Subject Area Engineering Design, Machine Elements, Product Development
Term since 2018
Project identifier Deutsche Forschungsgemeinschaft (DFG) - Project number 407535491
 
Worm gears provide thru their compact design and the high gear ratio for many positioning subjects for example in food technology and medicine technology a good solution. For safety requirements worm gears of steel worm and plastic worm wheel are not considerable. For particular safety requirements worm gear part of metal are necessary.In medicine or food technology frequently fluid-free gears are requested. Should the gears serve in very low or even high temperatures fluid lubrication is not the choice. The aim to realize a fluid-free worm gear is subject of the project, based on knowledge from PTFE as solid lubricant.

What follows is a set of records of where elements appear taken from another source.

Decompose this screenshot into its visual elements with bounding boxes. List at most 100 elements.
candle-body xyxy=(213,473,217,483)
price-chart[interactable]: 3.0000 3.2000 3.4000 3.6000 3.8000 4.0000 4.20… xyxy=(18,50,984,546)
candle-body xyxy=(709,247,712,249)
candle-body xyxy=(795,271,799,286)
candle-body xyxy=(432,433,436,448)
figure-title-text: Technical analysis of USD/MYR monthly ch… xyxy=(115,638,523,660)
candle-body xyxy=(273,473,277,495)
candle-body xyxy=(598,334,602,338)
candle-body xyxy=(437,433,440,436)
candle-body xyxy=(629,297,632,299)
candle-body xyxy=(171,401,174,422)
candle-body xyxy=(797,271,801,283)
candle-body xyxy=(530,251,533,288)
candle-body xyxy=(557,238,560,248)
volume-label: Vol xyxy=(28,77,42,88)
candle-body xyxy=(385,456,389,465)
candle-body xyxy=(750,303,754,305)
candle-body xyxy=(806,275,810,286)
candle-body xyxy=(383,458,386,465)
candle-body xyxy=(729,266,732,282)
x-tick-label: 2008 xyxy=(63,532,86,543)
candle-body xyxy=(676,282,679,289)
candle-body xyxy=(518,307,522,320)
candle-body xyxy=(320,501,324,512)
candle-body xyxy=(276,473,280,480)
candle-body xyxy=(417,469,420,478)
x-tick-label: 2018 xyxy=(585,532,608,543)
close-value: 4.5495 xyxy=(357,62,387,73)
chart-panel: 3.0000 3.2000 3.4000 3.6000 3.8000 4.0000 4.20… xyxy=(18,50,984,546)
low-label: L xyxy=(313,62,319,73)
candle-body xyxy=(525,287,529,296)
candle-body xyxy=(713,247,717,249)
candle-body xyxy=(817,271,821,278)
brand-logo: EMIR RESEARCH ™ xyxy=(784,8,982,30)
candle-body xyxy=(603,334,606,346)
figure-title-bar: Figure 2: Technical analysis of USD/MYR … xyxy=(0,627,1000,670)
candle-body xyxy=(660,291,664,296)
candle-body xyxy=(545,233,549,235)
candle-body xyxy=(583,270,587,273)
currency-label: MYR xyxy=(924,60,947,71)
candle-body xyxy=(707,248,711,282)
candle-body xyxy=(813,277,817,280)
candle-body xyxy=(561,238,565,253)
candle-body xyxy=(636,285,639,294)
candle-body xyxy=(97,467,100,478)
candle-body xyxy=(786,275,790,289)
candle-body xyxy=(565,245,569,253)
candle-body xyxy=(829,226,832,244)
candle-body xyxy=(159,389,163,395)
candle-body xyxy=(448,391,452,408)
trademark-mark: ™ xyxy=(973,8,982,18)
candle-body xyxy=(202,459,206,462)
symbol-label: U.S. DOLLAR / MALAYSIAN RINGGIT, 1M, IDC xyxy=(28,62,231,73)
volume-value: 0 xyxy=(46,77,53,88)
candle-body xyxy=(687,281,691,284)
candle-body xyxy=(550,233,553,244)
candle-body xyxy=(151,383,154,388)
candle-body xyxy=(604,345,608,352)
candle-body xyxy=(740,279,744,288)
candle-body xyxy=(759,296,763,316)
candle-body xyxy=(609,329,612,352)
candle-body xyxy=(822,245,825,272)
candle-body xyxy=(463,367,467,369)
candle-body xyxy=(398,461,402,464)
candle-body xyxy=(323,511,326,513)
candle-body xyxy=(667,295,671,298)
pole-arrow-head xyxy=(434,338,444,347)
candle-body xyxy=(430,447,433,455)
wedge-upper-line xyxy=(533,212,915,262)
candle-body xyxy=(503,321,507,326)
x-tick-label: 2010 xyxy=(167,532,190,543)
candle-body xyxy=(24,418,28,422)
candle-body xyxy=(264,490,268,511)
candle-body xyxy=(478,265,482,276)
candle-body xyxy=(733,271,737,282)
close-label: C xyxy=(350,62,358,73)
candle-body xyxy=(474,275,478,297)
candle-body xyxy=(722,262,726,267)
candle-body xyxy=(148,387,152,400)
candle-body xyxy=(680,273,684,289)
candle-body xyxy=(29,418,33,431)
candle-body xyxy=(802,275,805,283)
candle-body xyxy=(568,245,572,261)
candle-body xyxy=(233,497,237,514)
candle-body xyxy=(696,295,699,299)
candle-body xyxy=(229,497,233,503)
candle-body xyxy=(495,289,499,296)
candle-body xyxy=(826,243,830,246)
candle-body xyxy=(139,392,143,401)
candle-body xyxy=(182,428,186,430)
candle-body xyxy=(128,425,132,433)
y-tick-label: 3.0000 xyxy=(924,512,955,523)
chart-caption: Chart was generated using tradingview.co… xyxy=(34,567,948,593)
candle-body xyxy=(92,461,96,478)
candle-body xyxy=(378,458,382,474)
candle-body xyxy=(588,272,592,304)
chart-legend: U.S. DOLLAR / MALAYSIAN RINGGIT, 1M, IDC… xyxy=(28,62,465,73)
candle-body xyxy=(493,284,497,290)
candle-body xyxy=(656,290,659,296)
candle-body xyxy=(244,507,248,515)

PTFE can be used in a wide temperature range (-200…+260 °C), it is highly stable to chemic influences and has well anti friction behavior resulting in low friction coefficients. However, the relatively low wear resistance of PTFE in relative motion with steel counterparts makes it less suitable for use as a dry lubricant in highly loaded tribological systems. By mixing or bonding PTFE with other polymers (e.g. polyamide), compounds with improved wear behaviour are obtained.Part of the project will be the development and optimization of the compounds, among other things with regard to the size and distribution of the PTFE particles in the matrix as well as suitable adhesive groups on the mating body. Here various polyamides will be investigated as matrix polymers. The lubrication concept of the worm gear based on transfer lubrication is the use of a “sacrifice" part, made by a second worm wheel of compound with the solid lubricant (PA-PTFE-cb compound). A second part of the project is to analyze the transfer film on the metal worm and worm wheel. Around this, tribology tests with model configuration will be carried out with the PA-PTFE-cb compound material in contact with the metal parts as well as the buildup and testing of a prototype worm gear. Caused by the fluid-free lubrication the thermal transfer will be very different compared with oil lubricated worm gears. That is the reason for developing thermal models and the comparison to experimental results in the project.